Mittlerweile hatte sich ihre Situation vollkommen verändert. Bedauerlicherweise war die wertvolle gemeinsame Zeit - wie es tragischerweise oftmals bei vielen Familien in ähnlichen Situationen der Fall ist - viel zu wenig, um ihren eigenen Ansprüchen und vor allem den Wünschen des schwerkranken Vaters gerecht zu werden. Wie sehr sich sein Gesundheitszustand tatsächlich in den letzten Wochen verschlechtert hatte, erfuhr sie nur über Umwege. Ferdinand würde ihr niemals sagen, wenn es ihm schlecht ging oder ihr aus freien Stücken etwas über seinen Gemütszustand erzählen. Was sein seelisches Innenleben anbelangte, war er immer schon ein verschlossenes Buch gewesen, in das niemand von außen hineinblicken konnte. Marianne war sich nicht einmal sicher, ob es ihrer Mutter Ingrid jemals gelungen war, einen authentischen Zugang in das Innerste ihres Ehemanns zu bekommen. Er schien immer gut gelaunt zu sein und machte seine persönlichen Konflikte immer mit sich selbst aus, denn für ihn war es das Schlimmste, wenn er jemandem zur Last fallen würde. Man musste ihm sämtliche Informationen, die seine Gefühle oder eben seine Gedanken betrafen, aus der Nase ziehen. Oftmals blieb dies ein vergebliches Unterfangen. Deshalb war er ein Profi darin, gute Miene zum bösen Spiel zu machen.

Marianne erfuhr nur durch gelegentliche, persönliche Gespräche mit Pflegekräften zwischen Tür und Angel oder ein vereinzeltes Telefonat mit dem Hausarzt des Vaters, wie es ihrem alten Herrn tatsächlich erging. Und die Informationen, die sie erhielt, trugen nicht gerade zum Wohlbefinden ihres ohnehin angespannten Gemütszustandes bei. Ferdinand Birkenhuber hatte sich emotional tatsächlich in der Kürze der Zeit gut eingelebt, einige Routinen für sich entwickelt und bereits Anschluss bei zwei Bewohnern gefunden.
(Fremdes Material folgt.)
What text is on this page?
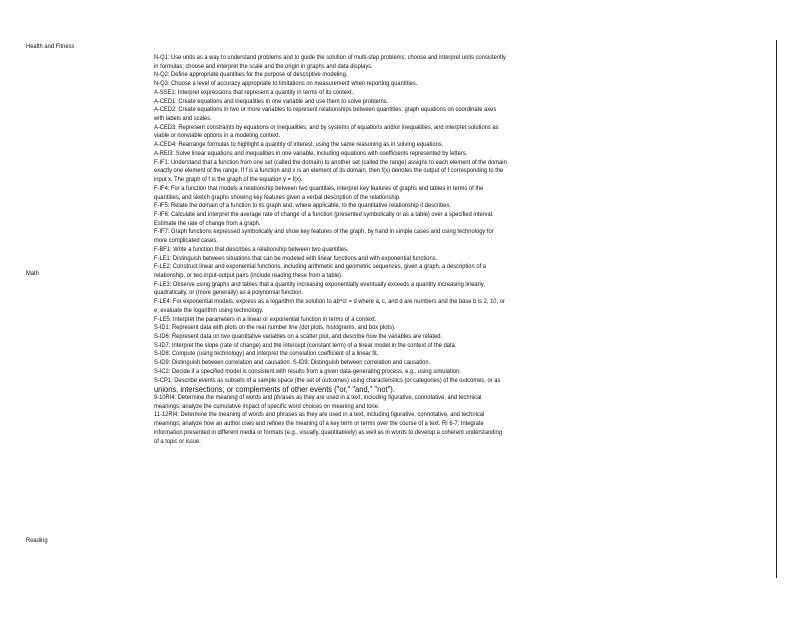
Health and Fitness
Math
Reading
N-Q1: Use units as a way to understand problems and to guide the solution of multi-step problems; choose and interpret units consistently
in formulas; choose and interpret the scale and the origin in graphs and data displays.
N-Q2: Define appropriate quantities for the purpose of descriptive modeling.
N-Q3: Choose a level of accuracy appropriate to limitations on measurement when reporting quantities.
A-SSE1: Interpret expressions that represent a quantity in terms of its context.
A-CED1: Create equations and inequalities in one variable and use them to solve problems.
A-CED2: Create equations in two or more variables to represent relationships between quantities; graph equations on coordinate axes
with labels and scales.
A-CED3: Represent constraints by equations or inequalities, and by systems of equations and/or inequalities, and interpret solutions as
viable or nonviable options in a modeling context.
A-CED4: Rearrange formulas to highlight a quantity of interest, using the same reasoning as in solving equations.
A-REI3: Solve linear equations and inequalities in one variable, including equations with coefficients represented by letters.
F-IF1: Understand that a function from one set (called the domain) to another set (called the range) assigns to each element of the domain
exactly one element of the range. If f is a function and x is an element of its domain, then f(x) denotes the output of f corresponding to the
input x. The graph of f is the graph of the equation y = f(x).
F-IF4: For a function that models a relationship between two quantities, interpret key features of graphs and tables in terms of the
quantities, and sketch graphs showing key features given a verbal description of the relationship.
F-IF5: Relate the domain of a function to its graph and, where applicable, to the quantitative relationship it describes.
F-IF6: Calculate and interpret the average rate of change of a function (presented symbolically or as a table) over a specified interval.
Estimate the rate of change from a graph.
F-IF7: Graph functions expressed symbolically and show key features of the graph, by hand in simple cases and using technology for
more complicated cases.
F-BF1: Write a function that describes a relationship between two quantities.
F-LE1: Distinguish between situations that can be modeled with linear functions and with exponential functions.
F-LE2: Construct linear and exponential functions, including arithmetic and geometric sequences, given a graph, a description of a
relationship, or two input-output pairs (include reading these from a table).
F-LE3: Observe using graphs and tables that a quantity increasing exponentially eventually exceeds a quantity increasing linearly,
quadratically, or (more generally) as a polynomial function.
F-LE4: For exponential models, express as a logarithm the solution to ab^ct = d where a, c, and d are numbers and the base b is 2, 10, or
e; evaluate the logarithm using technology.
F-LE5: Interpret the parameters in a linear or exponential function in terms of a context.
S-ID1: Represent data with plots on the real number line (dot plots, histograms, and box plots).
S-ID6: Represent data on two quantitative variables on a scatter plot, and describe how the variables are related.
S-ID7: Interpret the slope (rate of change) and the intercept (constant term) of a linear model in the context of the data.
S-ID8: Compute (using technology) and interpret the correlation coefficient of a linear fit.
S-ID9: Distinguish between correlation and causation. S-ID9: Distinguish between correlation and causation.
S-IC2: Decide if a specified model is consistent with results from a given data-generating process, e.g., using simulation.
S-CP1: Describe events as subsets of a sample space (the set of outcomes) using characteristics (or categories) of the outcomes, or as
unions, intersections, or complements of other events ("or," "and," "not").
9-10RI4: Determine the meaning of words and phrases as they are used in a text, including figurative, connotative, and technical
meanings; analyze the cumulative impact of specific word choices on meaning and tone.
11-12RI4: Determine the meaning of words and phrases as they are used in a text, including figurative, connotative, and technical
meanings; analyze how an author uses and refines the meaning of a key term or terms over the course of a text. RI 6-7: Integrate
information presented in different media or formats (e.g., visually, quantitatively) as well as in words to develop a coherent understanding
of a topic or issue.
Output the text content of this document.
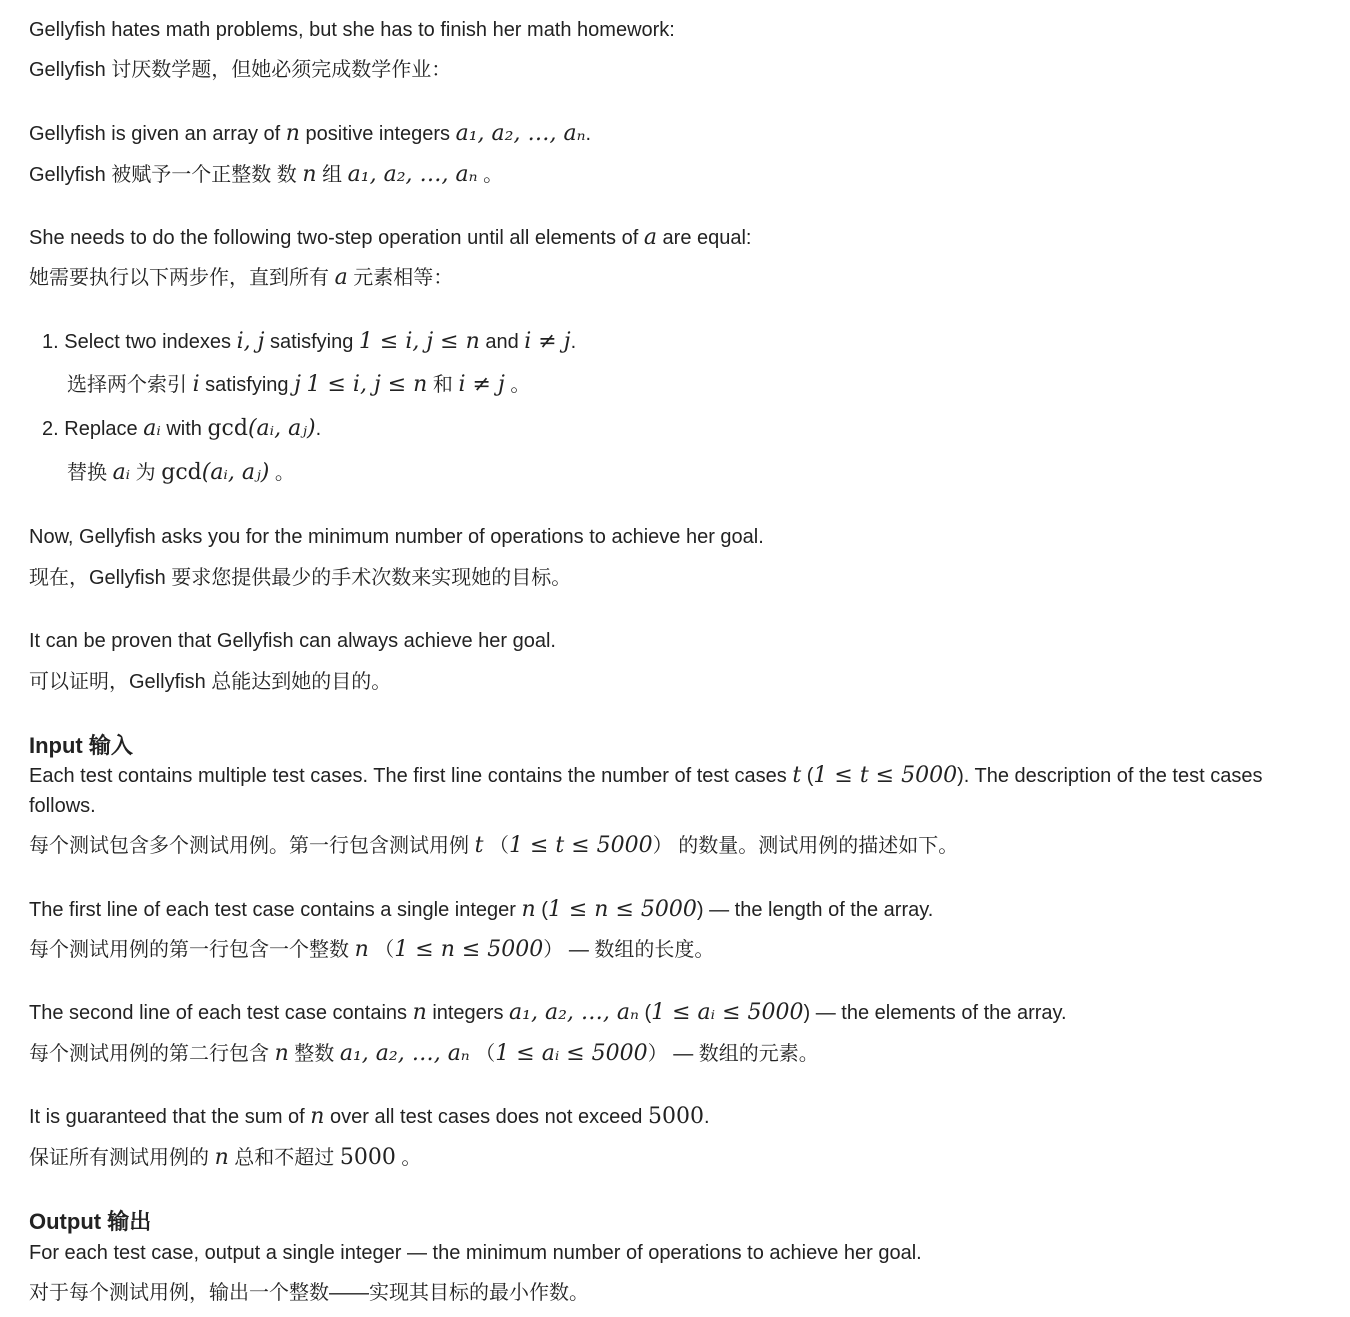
Gellyfish hates math problems, but she has to finish her math homework:
Gellyfish 讨厌数学题，但她必须完成数学作业：
Gellyfish is given an array of n positive integers a₁, a₂, …, aₙ.
Gellyfish 被赋予一个正整数 数 n 组 a₁, a₂, …, aₙ 。
She needs to do the following two-step operation until all elements of a are equal:
她需要执行以下两步作，直到所有 a 元素相等：
1. Select two indexes i, j satisfying 1 ≤ i, j ≤ n and i ≠ j.
选择两个索引 i satisfying j 1 ≤ i, j ≤ n 和 i ≠ j 。
2. Replace aᵢ with gcd(aᵢ, aⱼ).
替换 aᵢ 为 gcd(aᵢ, aⱼ) 。
Now, Gellyfish asks you for the minimum number of operations to achieve her goal.
现在，Gellyfish 要求您提供最少的手术次数来实现她的目标。
It can be proven that Gellyfish can always achieve her goal.
可以证明，Gellyfish 总能达到她的目的。
Input 输入
Each test contains multiple test cases. The first line contains the number of test cases t (1 ≤ t ≤ 5000). The description of the test cases follows.
每个测试包含多个测试用例。第一行包含测试用例 t （1 ≤ t ≤ 5000） 的数量。测试用例的描述如下。
The first line of each test case contains a single integer n (1 ≤ n ≤ 5000) — the length of the array.
每个测试用例的第一行包含一个整数 n （1 ≤ n ≤ 5000） — 数组的长度。
The second line of each test case contains n integers a₁, a₂, …, aₙ (1 ≤ aᵢ ≤ 5000) — the elements of the array.
每个测试用例的第二行包含 n 整数 a₁, a₂, …, aₙ （1 ≤ aᵢ ≤ 5000） — 数组的元素。
It is guaranteed that the sum of n over all test cases does not exceed 5000.
保证所有测试用例的 n 总和不超过 5000 。
Output 输出
For each test case, output a single integer — the minimum number of operations to achieve her goal.
对于每个测试用例，输出一个整数——实现其目标的最小作数。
Seine Blutwerte jedoch hatten sich in den vergangenen Wochen alles andere als stabilisiert und die richtige Medikation war noch nicht gefunden worden, sodass das Zittern immer schlimmer wurde und weitere zeitnahe Untersuchungen und Blutabnahmen erforderlich waren, um das Fortschreiten der Streuung der Lungenkrebs-Metastasen zu kontrollieren. Er hatte in den letzten Wochen genug Strapazen erdulden müssen, deshalb wäre eine schwierige Operation an der Lunge gerade das Letzte, was Marianne ihrem Vater wünschte. Von ihm selbst hätte sie diese unerfreulichen Dinge natürlich nicht erfahren. Ohne ihre eigenen Recherchen würde sie, was seine Verfassung betraf, sicherlich noch immer unwissend sein und mit falscher Hoffnung im Dunkeln tappen. Dies war das Stichwort, denn auch hier am Friedhof vor Ottilie Finkenmeiers letzter Ruhestätte war die Dämmerung mittlerweile schwer über die Gräber hereingebrochen.

Als sie ihren Vater das letzte Mal vor vier Tagen besucht hatte, konnte sie sich nicht dazu überwinden, ihn direkt mit seiner schwindenden Gesundheit zu konfrontieren. Ob sie am nächsten Wochenende, bei ihrem nächsten persönlichen Aufeinandertreffen, die Kraft und Energie aufbringen würde, vermochte sie in diesem Moment nicht zu sagen. Wenn sie an diesem grauen, nassen Abend ihr seelisches Wohlbefinden reflektierte, würde sie mit Sicherheit nicht darauf wetten. Wie sie die letzten Wochen überstanden hatte, ohne dass sie selbst in einen emotionalen Abgrund gerissen wurde, wusste sie selbst nicht. Sie funktionierte so gut es ging, mehr aber auch nicht. Sie befand sich in einem permanenten Dämmerzustand, so als ob sie sich lebendig in einem milchglasartigen Kokon befand: Gefangen und noch ohne Perspektive nach draußen in die Freiheit.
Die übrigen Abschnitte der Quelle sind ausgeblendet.